Les avocats du leader de l’opposition ougandaise Bobi Wine ont déposé lundi une plainte devant la Cour suprême contre la victoire du président Yoweri Museveni lors des élections du mois dernier, affirmant que le scrutin était truqué.
Le chanteur de 38 ans, devenu législateur, est arrivé loin derrière le vétéran Museveni lors du vote du 14 janvier qui a suivi l’une des pires effusions de sang préélectorales que l’Ouganda ait connues depuis des années.
Medard Sseggona, l’un des avocats de Wine, a déclaré que « toute élection à laquelle Museveni participe ne peut jamais être une élection pacifique, ne peut jamais être une élection libre et équitable ».
« Nous voulons l’annulation de l’élection. Nous ne voulons pas que (Museveni) participe à de futures élections », a déclaré Sseggona devant le tribunal de Kampala où il a déposé la requête.
Museveni, un ancien chef rebelle de 76 ans qui dirige depuis 1986, a remporté un sixième mandat avec environ 59% des voix.

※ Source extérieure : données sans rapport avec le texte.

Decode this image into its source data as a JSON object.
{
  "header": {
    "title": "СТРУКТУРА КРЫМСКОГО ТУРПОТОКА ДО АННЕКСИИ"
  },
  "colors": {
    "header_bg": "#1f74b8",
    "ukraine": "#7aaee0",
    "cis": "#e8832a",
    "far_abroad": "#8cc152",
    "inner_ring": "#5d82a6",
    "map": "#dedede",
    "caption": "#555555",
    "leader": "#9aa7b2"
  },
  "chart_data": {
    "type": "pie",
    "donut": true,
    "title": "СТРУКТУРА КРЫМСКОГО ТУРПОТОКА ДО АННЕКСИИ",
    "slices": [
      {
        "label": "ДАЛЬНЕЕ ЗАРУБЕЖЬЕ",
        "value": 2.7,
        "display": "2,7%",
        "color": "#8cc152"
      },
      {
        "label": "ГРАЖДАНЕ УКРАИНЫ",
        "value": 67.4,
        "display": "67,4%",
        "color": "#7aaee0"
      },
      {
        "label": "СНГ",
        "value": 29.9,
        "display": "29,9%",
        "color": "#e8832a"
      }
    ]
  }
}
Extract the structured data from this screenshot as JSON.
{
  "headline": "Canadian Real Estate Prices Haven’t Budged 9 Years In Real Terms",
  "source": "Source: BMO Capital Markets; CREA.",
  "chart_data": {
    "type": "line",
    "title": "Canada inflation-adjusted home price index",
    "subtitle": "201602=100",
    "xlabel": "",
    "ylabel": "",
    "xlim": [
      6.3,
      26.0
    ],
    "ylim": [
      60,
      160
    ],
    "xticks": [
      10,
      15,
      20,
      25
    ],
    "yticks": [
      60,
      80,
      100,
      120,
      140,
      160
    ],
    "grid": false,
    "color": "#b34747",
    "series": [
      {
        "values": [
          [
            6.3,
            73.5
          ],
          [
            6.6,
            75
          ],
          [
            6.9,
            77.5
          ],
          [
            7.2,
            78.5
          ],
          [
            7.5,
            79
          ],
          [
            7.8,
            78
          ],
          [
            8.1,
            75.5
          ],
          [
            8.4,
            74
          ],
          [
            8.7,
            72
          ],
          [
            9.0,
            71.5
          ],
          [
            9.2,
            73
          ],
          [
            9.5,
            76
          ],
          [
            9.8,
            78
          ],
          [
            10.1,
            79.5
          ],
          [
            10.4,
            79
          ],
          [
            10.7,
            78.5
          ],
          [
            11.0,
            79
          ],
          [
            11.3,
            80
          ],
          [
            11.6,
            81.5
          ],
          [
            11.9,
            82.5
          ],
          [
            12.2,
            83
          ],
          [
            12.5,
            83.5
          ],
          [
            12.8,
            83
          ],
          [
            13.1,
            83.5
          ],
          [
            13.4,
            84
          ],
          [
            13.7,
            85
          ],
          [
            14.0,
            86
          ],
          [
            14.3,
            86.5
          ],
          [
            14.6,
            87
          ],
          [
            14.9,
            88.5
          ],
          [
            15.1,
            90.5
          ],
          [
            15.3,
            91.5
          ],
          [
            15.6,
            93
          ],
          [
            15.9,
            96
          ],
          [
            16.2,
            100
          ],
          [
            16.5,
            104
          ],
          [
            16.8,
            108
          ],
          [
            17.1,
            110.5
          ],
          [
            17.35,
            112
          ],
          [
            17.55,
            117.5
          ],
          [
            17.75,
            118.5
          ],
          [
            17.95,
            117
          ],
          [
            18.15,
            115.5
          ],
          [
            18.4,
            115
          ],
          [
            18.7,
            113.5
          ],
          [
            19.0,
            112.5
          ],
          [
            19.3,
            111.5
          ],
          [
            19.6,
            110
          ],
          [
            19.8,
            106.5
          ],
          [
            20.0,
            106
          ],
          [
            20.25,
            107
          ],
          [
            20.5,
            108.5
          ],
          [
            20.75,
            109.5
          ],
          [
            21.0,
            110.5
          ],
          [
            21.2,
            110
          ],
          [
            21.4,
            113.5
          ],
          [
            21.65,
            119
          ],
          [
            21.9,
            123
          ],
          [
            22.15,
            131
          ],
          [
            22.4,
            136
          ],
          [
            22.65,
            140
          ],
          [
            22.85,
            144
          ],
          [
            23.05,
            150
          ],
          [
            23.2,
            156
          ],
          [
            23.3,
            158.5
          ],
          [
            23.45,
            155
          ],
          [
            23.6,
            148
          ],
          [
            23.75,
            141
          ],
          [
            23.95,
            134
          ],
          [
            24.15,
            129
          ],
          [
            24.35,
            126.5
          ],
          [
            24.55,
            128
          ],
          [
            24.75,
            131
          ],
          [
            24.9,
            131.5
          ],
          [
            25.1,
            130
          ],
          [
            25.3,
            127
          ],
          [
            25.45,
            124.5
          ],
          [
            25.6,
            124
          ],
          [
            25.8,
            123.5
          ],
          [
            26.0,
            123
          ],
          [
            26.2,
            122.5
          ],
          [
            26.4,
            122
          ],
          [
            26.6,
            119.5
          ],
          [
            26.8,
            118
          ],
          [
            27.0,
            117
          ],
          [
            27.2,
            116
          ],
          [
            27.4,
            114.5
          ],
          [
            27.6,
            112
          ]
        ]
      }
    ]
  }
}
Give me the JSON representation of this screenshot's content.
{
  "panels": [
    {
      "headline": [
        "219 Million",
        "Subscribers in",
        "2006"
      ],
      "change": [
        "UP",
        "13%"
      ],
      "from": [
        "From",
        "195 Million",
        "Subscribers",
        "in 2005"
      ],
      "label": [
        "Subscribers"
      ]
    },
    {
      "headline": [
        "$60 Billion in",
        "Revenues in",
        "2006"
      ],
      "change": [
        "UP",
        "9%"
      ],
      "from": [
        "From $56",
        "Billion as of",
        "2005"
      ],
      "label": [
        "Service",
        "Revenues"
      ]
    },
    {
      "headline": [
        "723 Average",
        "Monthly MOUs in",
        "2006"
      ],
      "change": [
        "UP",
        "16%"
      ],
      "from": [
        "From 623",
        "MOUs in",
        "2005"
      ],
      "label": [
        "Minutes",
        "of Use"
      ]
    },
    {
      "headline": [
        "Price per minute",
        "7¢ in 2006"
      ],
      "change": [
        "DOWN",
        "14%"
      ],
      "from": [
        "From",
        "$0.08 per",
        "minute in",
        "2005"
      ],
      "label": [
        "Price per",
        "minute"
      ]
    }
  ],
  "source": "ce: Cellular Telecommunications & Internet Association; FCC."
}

Wine, de son vrai nom Robert Kyagulanyi, a obtenu environ 35 % des voix et a claqué le vote comme une imposture.
En vertu de la Constitution, M. Wine disposait de 15 jours à compter de la proclamation des résultats par la commission électorale pour contester le résultat.
La Cour suprême doit maintenant se prononcer sur la requête dans un délai de 45 jours.
Par le passé, les candidats perdants ont tenté sans succès d’annuler les victoires de Museveni devant les tribunaux. Museveni, l’un des plus anciens dirigeants africains, a remporté toutes les élections depuis 1996, presque toutes entachées d’allégations d’irrégularités.
Bureaux de vote envahis
Sseggona a déclaré que « les soldats ont envahi les bureaux de vote » et ont rempli les urnes de votes pré-collés. Les registres électoraux ont été falsifiés à d’autres endroits, a-t-il ajouté.
« On ne peut pas laisser Museveni tricher et voler sans être puni », a déclaré M. Sseggona.
Museveni, cependant, a déclaré que l’élection était la plus propre de l’histoire de l’Ouganda après l’indépendance.
La période précédant le vote a été marquée par la violence et une répression soutenue contre les critiques du gouvernement et les rivaux de Museveni.
En novembre, au moins 54 personnes ont été abattues par les forces de sécurité fidèles à Museveni lors de manifestations contre l’une des nombreuses arrestations de Wine.
Le leader de l’opposition a été maintenu en résidence surveillée depuis le jour du scrutin jusqu’à ce que le tribunal ordonne aux forces de sécurité de mettre fin à sa détention la semaine dernière.
L’accès au siège de son parti politique, la Plate-forme d’unité nationale (NUP), est bloqué depuis environ deux semaines.
Sécurité renforcée
La sécurité a été renforcée à travers Kampala lundi, avec des soldats au sommet de véhicules blindés de transport de troupes et des policiers défilant dans les rues.
L’inspecteur général adjoint de la police ougandaise, le général de division Paul Lokech, a déclaré que le renforcement de la sécurité était dû aux protestations menacées par des éléments alignés sur le NUP.
Le parti a nié ces allégations, le secrétaire général Lewis David Rubongoya ayant déclaré qu’il préconisait « un changement pacifique du gouvernement de Museveni, et non par la violence ».
Les militants de la société civile ont critiqué les paramètres de contestation des élections ougandaises, les juges n’examinant que les événements du jour du vote et la proclamation des résultats, sans prendre également en considération la période de campagne globale.
« La jurisprudence électorale réduit un processus électoral aux votes, aux chiffres et aux statistiques le jour de la déclaration, ce qui rend les pétitions électorales très difficiles », a déclaré à l’AFP l’analyste électoral indépendant Crispin Kaheru.
Selon la loi, M. Wine doit prouver au tribunal que toute irrégularité alléguée a affecté le résultat de l’élection « de manière substantielle » – une charge de la preuve beaucoup plus élevée que dans les affaires civiles.
Les tribunaux ougandais ne « considèrent pas les élections comme un processus mais seulement les événements du jour du scrutin et du jour de la déclaration, ce qui rend très difficile de prouver l’effet substantiel des fraudes », a déclaré M. Kaheru.